Dunia kuliner di Jakarta tampak semarak dalam beberapa tahun terakhir ini. Setiap hari pasti ada saja restoran baru, mulai dari restoran mewah di hotel berbintang dengan grand launching party, hingga restoran di kompleks perumahan dengan diskon pembukaan, sampai warung tenda yang tiba-tiba nongol hari ini padahal kemarin belum ada.

Makanan dari seluruh penjuru Indonesia bisa ditemukan di Jakarta. Terdapat ribuan, bahkan mungkin puluhan ribu rumah makan yang menyediakan kuliner Minang, Sunda, Jawa, dan Betawi. Etnis Tionghoa dengan beragam sub-etnisnya juga banyak yang membuka restoran, seperti di kawasan Pangeran Jayakarta yang terkenal sebagai kantung etnis Tionghoa asal Kalimantan Barat atau daerah Muara Karang yang dihuni Tionghoa asal Sumatera Utara. Belum lagi restoran lain yang terkenal dengan makanan khasnya. Siapa yang tidak kenal dengan Restoran Beautika di Hang Lekir? Atau Lapo Ni Tondongta di Senayan? Bahkan kuliner dari Papua pun terwakili di Jakarta dengan restoran Yougwa di kawasan Kelapa Gading.

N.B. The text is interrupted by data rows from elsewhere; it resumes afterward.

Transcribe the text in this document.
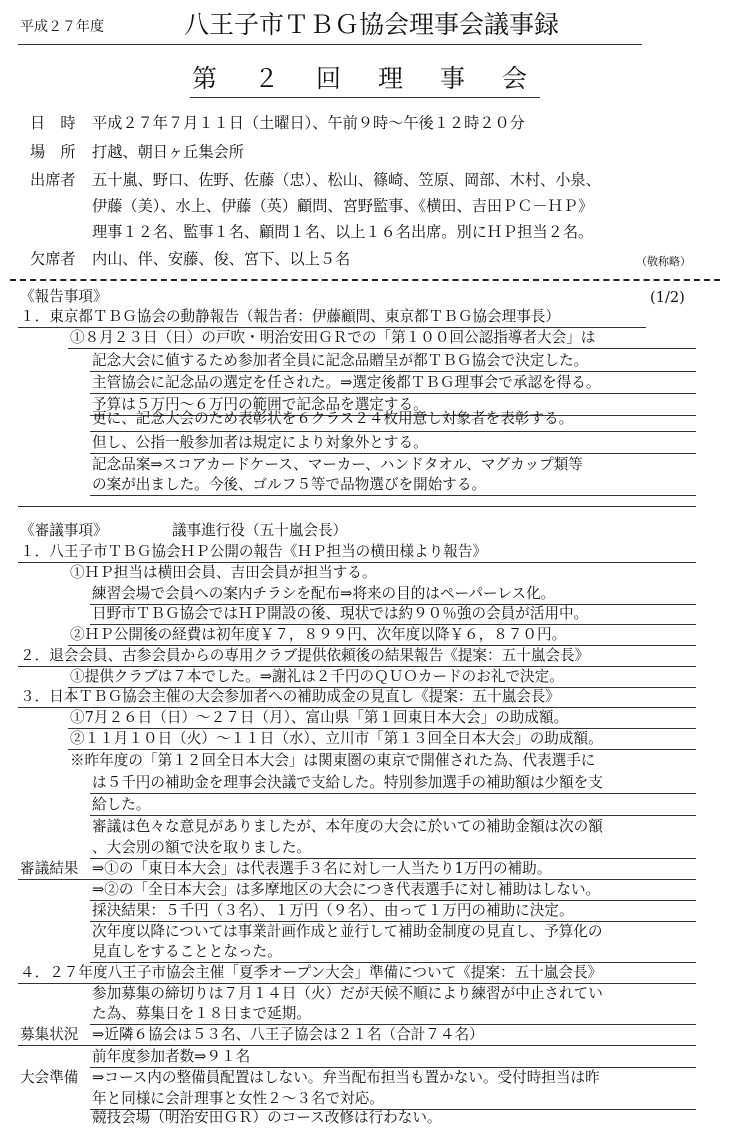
平成２７年度	八王子市ＴＢＧ協会理事会議事録
第　２　回　理　事　会
日　時 平成２７年７月１１日（土曜日）、午前９時～午後１２時２０分
場　所 打越、朝日ヶ丘集会所
出席者 五十嵐、野口、佐野、佐藤（忠）、松山、篠崎、笠原、岡部、木村、小泉、
伊藤（美）、水上、伊藤（英）顧問、宮野監事、《横田、吉田ＰＣ－ＨＰ》
理事１２名、監事１名、顧問１名、以上１６名出席。別にＨＰ担当２名。
欠席者 内山、伴、安藤、俊、宮下、以上５名	（敬称略）
《報告事項》	(1/2)
１．東京都ＴＢＧ協会の動静報告（報告者：伊藤顧問、東京都ＴＢＧ協会理事長）
①８月２３日（日）の戸吹・明治安田ＧＲでの「第１００回公認指導者大会」は
記念大会に値するため参加者全員に記念品贈呈が都ＴＢＧ協会で決定した。
主管協会に記念品の選定を任された。⇒選定後都ＴＢＧ理事会で承認を得る。
予算は５万円～６万円の範囲で記念品を選定する。
更に、記念大会のため表彰状を６クラス２４枚用意し対象者を表彰する。
但し、公指一般参加者は規定により対象外とする。
記念品案⇒スコアカードケース、マーカー、ハンドタオル、マグカップ類等
の案が出ました。今後、ゴルフ５等で品物選びを開始する。
《審議事項》	議事進行役（五十嵐会長）
１．八王子市ＴＢＧ協会ＨＰ公開の報告《ＨＰ担当の横田様より報告》
①ＨＰ担当は横田会員、吉田会員が担当する。
練習会場で会員への案内チラシを配布⇒将来の目的はペーパーレス化。
日野市ＴＢＧ協会ではＨＰ開設の後、現状では約９０％強の会員が活用中。
②ＨＰ公開後の経費は初年度￥７，８９９円、次年度以降￥６，８７０円。
２．退会会員、古参会員からの専用クラブ提供依頼後の結果報告《提案：五十嵐会長》
①提供クラブは７本でした。⇒謝礼は２千円のＱＵＯカードのお礼で決定。
３．日本ＴＢＧ協会主催の大会参加者への補助成金の見直し《提案：五十嵐会長》
①7月２６日（日）～２７日（月）、富山県「第１回東日本大会」の助成額。
②１１月１０日（火）～１１日（水）、立川市「第１３回全日本大会」の助成額。
※昨年度の「第１２回全日本大会」は関東圏の東京で開催された為、代表選手に
は５千円の補助金を理事会決議で支給した。特別参加選手の補助額は少額を支
給した。
審議は色々な意見がありましたが、本年度の大会に於いての補助金額は次の額
、大会別の額で決を取りました。
審議結果 ⇒①の「東日本大会」は代表選手３名に対し一人当たり1万円の補助。
⇒②の「全日本大会」は多摩地区の大会につき代表選手に対し補助はしない。
採決結果：５千円（３名）、１万円（９名）、由って１万円の補助に決定。
次年度以降については事業計画作成と並行して補助金制度の見直し、予算化の
見直しをすることとなった。
４．２７年度八王子市協会主催「夏季オープン大会」準備について《提案：五十嵐会長》
参加募集の締切りは７月１４日（火）だが天候不順により練習が中止されてい
た為、募集日を１８日まで延期。
募集状況 ⇒近隣６協会は５３名、八王子協会は２１名（合計７４名）
前年度参加者数⇒９１名
大会準備 ⇒コース内の整備員配置はしない。弁当配布担当も置かない。受付時担当は昨
年と同様に会計理事と女性２～３名で対応。
競技会場（明治安田ＧＲ）のコース改修は行わない。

Namun, tak hanya makanan nasional saja yang menyesaki ibu kota kita, restoran yang mengusung kuliner mancanegara pun sangat banyak di Jakarta. Mau masakan Italia, Prancis, Jerman, atau Turki? Tinggal datang saja ke daerah Kemang. Pingin makan sashimi? Kunjungi saja kawasan Little Tokyo di Jalan Melawai. Sementara itu, di daerah Sunter dan Pasar Baru, ada sejumlah restoran India dan Pakistan dengan pilihan menu yang sangat otentik. Tak hanya itu, restoran waralaba asing pun berjejalan di mal-mal Jakarta, mulai dari yang amat populer seperti McDonald’s, Starbucks, Burger King, Sour Sally, hingga yang kurang bergaung seperti Corica dan Andersen’s Icecream.

Mampukah kuliner lokal menghadapi kuliner asing

Persaingan yang begitu terbuka antara kuliner lokal dan mancanegara kadang kala menimbulkan kecemasan tersendiri. Mampukah kuliner lokal kita menghadapi kuliner asing, terutama waralaba asing yang telah begitu terkenal?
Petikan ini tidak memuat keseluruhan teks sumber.